When writing any non-trivial amount of code, we usually factor out the common logic or patterns to improve modularity, facilitate code reuse and avoid repeating ourselves. Recursion schemes is just about that. With recursion schemes you can factor out the recursion patterns in your code, so that you don’t need to write the same types of recursion over and over again. This may sound a little magical to those who aren’t familiar with recursion schemes, but it really isn’t.

This post aims to provide an absolutely elementary introduction to recursion schemes using Scala. There are a few good introductory posts on recursion schemes in Haskell, but I haven’t seen one for Scala, so here we go.

In this post I will use a single example, the factorial function, throughout the post. Calculating factorials is by no means the most striking use case of recursion schemes, but it is suitable for an introductory post. The purpose of this post is not to convince anyone that recursion schemes are useful in the real world - that has already been proven beyond doubt. The purpose is to explain how recursion schemes work to those who are unfamiliar with the concept, in the simplest possible way. To that end, a simple, linear-recursive, toy example like factorial works well in my opinion. The resources in the Further Reading section offer more real-world examples for those interested.
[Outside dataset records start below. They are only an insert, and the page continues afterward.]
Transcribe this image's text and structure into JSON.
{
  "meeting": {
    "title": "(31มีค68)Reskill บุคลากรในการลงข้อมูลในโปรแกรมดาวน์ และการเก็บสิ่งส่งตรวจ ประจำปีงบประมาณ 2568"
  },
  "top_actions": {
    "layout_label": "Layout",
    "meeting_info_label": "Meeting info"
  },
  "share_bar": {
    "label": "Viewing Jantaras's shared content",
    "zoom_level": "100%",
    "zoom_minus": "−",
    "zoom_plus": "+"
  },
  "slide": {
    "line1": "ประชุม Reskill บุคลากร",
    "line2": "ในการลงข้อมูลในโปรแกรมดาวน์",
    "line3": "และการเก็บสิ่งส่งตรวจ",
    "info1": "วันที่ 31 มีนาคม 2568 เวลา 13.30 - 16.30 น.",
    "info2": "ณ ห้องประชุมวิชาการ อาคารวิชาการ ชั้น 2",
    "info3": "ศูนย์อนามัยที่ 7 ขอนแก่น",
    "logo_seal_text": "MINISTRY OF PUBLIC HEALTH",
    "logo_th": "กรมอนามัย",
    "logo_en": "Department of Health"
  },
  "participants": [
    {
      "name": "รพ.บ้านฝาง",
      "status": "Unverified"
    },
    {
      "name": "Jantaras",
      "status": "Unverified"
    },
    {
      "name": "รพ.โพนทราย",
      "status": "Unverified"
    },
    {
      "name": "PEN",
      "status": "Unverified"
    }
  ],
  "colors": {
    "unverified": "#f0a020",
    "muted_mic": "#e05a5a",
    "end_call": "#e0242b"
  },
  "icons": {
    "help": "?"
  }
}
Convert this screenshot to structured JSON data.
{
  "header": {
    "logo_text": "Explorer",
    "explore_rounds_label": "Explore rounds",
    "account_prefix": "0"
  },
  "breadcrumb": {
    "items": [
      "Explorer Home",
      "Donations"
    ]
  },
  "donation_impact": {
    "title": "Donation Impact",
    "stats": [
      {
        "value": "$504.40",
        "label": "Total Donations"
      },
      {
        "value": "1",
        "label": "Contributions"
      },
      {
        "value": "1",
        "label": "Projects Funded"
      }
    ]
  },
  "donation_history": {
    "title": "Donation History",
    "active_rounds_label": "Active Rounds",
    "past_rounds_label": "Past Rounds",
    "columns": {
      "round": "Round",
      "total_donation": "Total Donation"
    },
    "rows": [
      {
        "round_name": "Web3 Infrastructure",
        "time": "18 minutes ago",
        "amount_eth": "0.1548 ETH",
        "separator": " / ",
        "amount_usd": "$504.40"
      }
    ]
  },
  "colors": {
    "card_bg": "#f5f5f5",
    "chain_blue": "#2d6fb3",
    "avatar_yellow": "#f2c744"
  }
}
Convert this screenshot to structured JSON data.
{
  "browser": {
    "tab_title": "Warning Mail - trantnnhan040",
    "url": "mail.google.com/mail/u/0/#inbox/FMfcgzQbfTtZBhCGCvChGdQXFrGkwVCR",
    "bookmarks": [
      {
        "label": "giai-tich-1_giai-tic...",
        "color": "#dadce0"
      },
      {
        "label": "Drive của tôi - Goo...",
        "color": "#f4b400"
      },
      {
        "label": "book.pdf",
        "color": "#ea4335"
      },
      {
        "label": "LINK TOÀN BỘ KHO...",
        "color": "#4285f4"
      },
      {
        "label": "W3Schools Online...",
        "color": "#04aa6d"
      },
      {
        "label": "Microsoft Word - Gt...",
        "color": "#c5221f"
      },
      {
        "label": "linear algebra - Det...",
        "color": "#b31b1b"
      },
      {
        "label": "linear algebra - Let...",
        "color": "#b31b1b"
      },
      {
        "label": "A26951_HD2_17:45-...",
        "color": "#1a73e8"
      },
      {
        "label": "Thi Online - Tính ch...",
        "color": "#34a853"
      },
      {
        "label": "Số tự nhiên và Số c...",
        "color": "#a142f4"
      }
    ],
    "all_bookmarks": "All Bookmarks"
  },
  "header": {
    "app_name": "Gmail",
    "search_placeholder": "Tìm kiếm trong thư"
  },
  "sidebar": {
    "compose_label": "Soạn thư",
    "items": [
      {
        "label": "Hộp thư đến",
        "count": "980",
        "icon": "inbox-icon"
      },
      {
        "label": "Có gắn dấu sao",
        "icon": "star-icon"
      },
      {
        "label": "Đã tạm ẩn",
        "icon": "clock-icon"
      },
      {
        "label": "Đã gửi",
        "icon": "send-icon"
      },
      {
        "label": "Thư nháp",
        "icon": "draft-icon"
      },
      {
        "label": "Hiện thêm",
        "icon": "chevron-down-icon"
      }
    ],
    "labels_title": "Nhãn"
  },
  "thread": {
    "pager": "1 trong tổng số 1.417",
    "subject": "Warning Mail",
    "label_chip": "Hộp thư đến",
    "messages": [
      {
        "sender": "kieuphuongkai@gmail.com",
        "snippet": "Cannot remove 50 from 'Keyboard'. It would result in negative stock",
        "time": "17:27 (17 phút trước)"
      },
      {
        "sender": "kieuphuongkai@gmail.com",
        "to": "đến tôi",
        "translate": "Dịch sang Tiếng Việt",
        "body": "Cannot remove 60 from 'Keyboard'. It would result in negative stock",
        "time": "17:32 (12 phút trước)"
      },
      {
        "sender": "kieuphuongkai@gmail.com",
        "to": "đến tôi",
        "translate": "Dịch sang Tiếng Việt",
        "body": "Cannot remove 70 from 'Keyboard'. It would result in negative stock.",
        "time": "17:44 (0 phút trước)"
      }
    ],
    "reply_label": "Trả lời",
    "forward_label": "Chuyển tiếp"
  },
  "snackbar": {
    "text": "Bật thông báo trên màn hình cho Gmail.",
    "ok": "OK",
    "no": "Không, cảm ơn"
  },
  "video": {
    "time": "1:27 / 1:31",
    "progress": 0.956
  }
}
For the same reason, the implementation of recursion schemes in this post is a toy implementation - it is not stack-safe, not as general as it can be, and cannot handle infinite recursions. It just serves the purpose of a basic introduction of how things work. If you are interested in a production-ready Scala implementation of the recursion schemes, you’ll want to look at the Matryoshka project.

A Recap of Fixpoint Combinator and Fixpoint Type

Recursion schemes are based on fixpoints (also known as fixed points). So before introducing recursion schemes, let’s have a quick recap of how fixpoint combinators and fixpoint types work.

Fixpoint Combinator

One of my previous posts, The fix Combinator in Scalaz, contains an introduction of the fixpoint combinator. A fixpoint combinator fix is a combinator such that for all functions f, fix(f) = f(fix(f)). In other words, fix(f) is a fixpoint of f (more precisely, it is the least fixpoint of f). This allows you to convert a recursive value into a non-recursive one, by delegating the recursion to fix. The way to do it is: suppose you have a recursive value f:

f = <body containing f>

Define <body containing f> as g(f), i.e.,

g(f) = <body containing f>

Now we have f = g(f), so f is a fixpoint of g. And it happens to be the least fixpoint of g, hence f = fix(g). Note that g is no longer recursive because its body doesn’t contain g. This is how you use the fixpoint combinator to factor recursion out of a recursive function, leaving only the “core logic” in the original function.

Fixpoint Type

The way fixpoint types work is exactly the same as the fixpoint combinator, except that they work at the type level. The following is a simple fixpoint type:

final case class Fix[F[_]](unfix: F[Fix[F]])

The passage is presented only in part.